The batch that causes inf losses looks normal. I am not sure what happens. Maybe @danpovey has more insight about it.

is2022 commented 1 year ago

One thing that I'm confused about is that I have "--max-duration 280" but for this batch the total duration is more than 31 secs. Shouldn't it be less than 28 secs?

csukuangfj commented 1 year ago

but for this batch the total duration is more than 31 secs

--max-duration specifies the max value of the sum of durations of all utterances in a batch. If there are N-1 utterances in the batch and the sum of the durations of those N-1 utterances are less than --max-duration, it will add another utterance to the batch. If the sum exceeds this value, it stops adding utterances into it.
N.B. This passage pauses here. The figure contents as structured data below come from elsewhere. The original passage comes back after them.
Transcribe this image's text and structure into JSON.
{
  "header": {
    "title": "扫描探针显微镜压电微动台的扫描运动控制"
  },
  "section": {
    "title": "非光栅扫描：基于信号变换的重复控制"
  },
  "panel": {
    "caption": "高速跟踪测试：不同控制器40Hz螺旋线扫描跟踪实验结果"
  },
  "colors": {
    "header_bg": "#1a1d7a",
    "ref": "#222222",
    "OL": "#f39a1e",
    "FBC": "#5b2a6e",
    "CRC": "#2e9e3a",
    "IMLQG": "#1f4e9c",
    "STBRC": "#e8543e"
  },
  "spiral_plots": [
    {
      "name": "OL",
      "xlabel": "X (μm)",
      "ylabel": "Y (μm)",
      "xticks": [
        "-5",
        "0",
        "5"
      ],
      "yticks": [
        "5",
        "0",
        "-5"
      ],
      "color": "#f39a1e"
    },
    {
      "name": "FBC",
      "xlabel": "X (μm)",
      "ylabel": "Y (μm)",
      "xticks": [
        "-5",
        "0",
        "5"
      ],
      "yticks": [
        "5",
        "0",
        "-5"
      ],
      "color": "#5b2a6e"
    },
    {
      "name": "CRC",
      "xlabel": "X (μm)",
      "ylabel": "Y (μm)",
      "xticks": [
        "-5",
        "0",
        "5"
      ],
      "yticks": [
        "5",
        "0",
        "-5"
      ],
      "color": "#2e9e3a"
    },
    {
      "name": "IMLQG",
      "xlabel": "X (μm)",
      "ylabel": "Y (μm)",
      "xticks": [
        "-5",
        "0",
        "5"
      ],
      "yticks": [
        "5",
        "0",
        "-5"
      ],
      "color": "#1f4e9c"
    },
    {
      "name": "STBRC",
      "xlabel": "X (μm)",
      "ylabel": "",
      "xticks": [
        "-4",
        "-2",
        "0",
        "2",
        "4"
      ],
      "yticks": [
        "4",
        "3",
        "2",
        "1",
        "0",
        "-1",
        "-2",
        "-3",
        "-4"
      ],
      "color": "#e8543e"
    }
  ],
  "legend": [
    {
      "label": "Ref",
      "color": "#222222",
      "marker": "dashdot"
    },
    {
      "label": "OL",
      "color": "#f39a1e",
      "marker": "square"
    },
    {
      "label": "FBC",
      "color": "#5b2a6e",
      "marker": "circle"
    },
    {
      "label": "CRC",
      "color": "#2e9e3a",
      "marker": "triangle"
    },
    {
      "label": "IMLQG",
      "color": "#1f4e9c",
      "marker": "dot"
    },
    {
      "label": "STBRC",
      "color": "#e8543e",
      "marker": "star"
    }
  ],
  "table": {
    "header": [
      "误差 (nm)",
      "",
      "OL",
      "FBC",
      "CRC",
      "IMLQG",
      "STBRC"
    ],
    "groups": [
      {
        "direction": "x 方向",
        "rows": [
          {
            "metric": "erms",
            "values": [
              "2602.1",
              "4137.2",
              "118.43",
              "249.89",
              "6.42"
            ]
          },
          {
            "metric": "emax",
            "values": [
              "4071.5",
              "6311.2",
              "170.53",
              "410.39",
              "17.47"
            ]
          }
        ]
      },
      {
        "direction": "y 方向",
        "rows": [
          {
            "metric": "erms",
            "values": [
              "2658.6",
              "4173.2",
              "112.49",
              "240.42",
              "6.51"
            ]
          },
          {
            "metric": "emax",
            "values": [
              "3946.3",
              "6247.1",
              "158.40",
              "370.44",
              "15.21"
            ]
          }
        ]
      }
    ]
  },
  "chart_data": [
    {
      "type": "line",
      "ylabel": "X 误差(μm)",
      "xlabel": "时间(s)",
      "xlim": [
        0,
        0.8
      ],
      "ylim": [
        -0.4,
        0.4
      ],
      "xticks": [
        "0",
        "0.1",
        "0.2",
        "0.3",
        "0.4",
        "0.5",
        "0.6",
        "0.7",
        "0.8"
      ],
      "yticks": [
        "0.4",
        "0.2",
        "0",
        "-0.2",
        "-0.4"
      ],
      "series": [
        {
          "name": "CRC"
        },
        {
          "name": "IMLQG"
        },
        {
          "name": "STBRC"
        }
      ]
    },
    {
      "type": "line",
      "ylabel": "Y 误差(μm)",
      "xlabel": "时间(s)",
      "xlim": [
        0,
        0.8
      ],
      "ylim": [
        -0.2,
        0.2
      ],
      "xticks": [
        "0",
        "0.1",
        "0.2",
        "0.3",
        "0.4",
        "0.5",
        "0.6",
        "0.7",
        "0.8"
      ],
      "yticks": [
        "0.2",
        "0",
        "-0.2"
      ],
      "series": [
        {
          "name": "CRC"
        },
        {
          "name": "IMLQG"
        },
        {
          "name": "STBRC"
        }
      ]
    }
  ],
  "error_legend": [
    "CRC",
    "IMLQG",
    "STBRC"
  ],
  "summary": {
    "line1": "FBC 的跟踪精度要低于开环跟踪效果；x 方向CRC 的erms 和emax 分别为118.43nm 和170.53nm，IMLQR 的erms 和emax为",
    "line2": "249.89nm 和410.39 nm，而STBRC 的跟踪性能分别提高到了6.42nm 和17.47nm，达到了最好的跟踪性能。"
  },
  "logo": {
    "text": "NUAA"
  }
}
danpovey commented 1 year ago

@csukuangfj in the new version of the scripts that we are working on, you may notice a new "--inf-check" option that can locate where the inf came from. That can easily be backported to other recipes.

In half-precision training (--use-fp16=True) it can be easy to get infinities, they come from the attention module usually, from scores outside the half-precision range.

is2022 commented 1 year ago

Just a quick note, in my script I haven't enabled the half-precision training.